G3 (Bethesda). 2016 Apr 7;6(4):1023-30. doi: 10.1534/g3.115.026013.
Genome-wide association studies (GWAS) have associated many single variants with complex disease, yet the better part of heritable complex disease risk remains unexplained. Analytical tools designed to work under specific population genetic models are needed. Rare variants are increasingly shown to be important in human complex disease, but most existing GWAS data do not cover rare variants. Explicit population genetic models predict that genes contributing to complex traits and experiencing recurrent, unconditionally deleterious, mutation will harbor multiple rare, causative mutations of subtle effect.
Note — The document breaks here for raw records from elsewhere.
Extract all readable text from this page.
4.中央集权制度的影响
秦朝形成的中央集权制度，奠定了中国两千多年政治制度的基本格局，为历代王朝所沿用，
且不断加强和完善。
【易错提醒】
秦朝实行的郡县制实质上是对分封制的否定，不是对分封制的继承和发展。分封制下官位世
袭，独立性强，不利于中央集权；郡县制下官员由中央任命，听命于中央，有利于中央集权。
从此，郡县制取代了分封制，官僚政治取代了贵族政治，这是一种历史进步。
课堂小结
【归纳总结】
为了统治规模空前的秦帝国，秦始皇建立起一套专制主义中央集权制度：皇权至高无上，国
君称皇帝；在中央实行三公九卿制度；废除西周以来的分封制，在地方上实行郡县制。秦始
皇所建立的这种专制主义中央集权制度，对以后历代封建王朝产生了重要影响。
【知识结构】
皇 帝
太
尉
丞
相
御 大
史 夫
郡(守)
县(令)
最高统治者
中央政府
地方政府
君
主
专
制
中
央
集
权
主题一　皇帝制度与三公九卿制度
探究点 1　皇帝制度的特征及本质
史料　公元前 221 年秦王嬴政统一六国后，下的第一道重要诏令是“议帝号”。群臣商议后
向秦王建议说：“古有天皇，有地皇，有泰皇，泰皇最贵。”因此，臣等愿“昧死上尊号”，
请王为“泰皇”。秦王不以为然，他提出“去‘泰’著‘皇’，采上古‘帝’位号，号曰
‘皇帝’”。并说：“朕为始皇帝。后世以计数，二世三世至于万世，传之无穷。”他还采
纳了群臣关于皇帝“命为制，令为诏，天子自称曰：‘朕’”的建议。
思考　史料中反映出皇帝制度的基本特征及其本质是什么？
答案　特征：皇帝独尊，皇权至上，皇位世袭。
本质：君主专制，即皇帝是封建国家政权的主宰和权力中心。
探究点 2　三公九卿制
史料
It is difficult to identify genes harboring rare variants of large effect that contribute to complex disease risk via the single marker association tests typically used in GWAS. Gene/region-based association tests may have the power detect associations by combining information from multiple markers, but have yielded limited success in practice. This is partially because many methods have not been widely applied. Here, we empirically demonstrate the utility of a procedure based on the rank truncated product (RTP) method, filtered to reduce the effects of linkage disequilibrium. We apply the procedure to the Wellcome Trust Case Control Consortium (WTCCC) data set, and uncover previously unidentified associations, some of which have been replicated in much larger studies. We show that, in the absence of significant rare variant coverage, RTP based methods still have the power to detect associated genes. We recommend that RTP-based methods be applied to all existing GWAS data to maximize the usefulness of those data. For this, we provide efficient software implementing our procedure.
全基因组关联研究(GWAS)已将许多单核苷酸变异与复杂疾病联系起来,但遗传性复杂疾病风险的大部分仍无法解释。需要设计在特定群体遗传模型下工作的分析工具。越来越多的研究表明,罕见变异在人类复杂疾病中起着重要作用,但大多数现有的GWAS数据并未涵盖罕见变异。明确的群体遗传模型预测,对复杂性状有贡献且经历反复、无条件有害突变的基因将携带多个具有微小效应的罕见致病突变。通过GWAS中通常使用的单标记关联测试,很难识别出携带对复杂疾病风险有贡献的大效应罕见变异的基因。基于基因/区域的关联测试可能有能力通过整合多个标记的信息来检测关联,但在实践中取得的成功有限。部分原因是许多方法尚未得到广泛应用。在这里,我们通过实证证明了一种基于秩截断乘积(RTP)方法并经过过滤以减少连锁不平衡影响的程序的实用性。我们将该程序应用于威康信托病例对照研究联盟(WTCCC)数据集,发现了以前未识别的关联,其中一些在规模大得多的研究中得到了重复验证。我们表明,在没有显著罕见变异覆盖的情况下,基于RTP的方法仍然有能力检测相关基因。我们建议将基于RTP的方法应用于所有现有的GWAS数据,以最大限度地提高这些数据的有用性。为此,我们提供了实现我们程序的高效软件。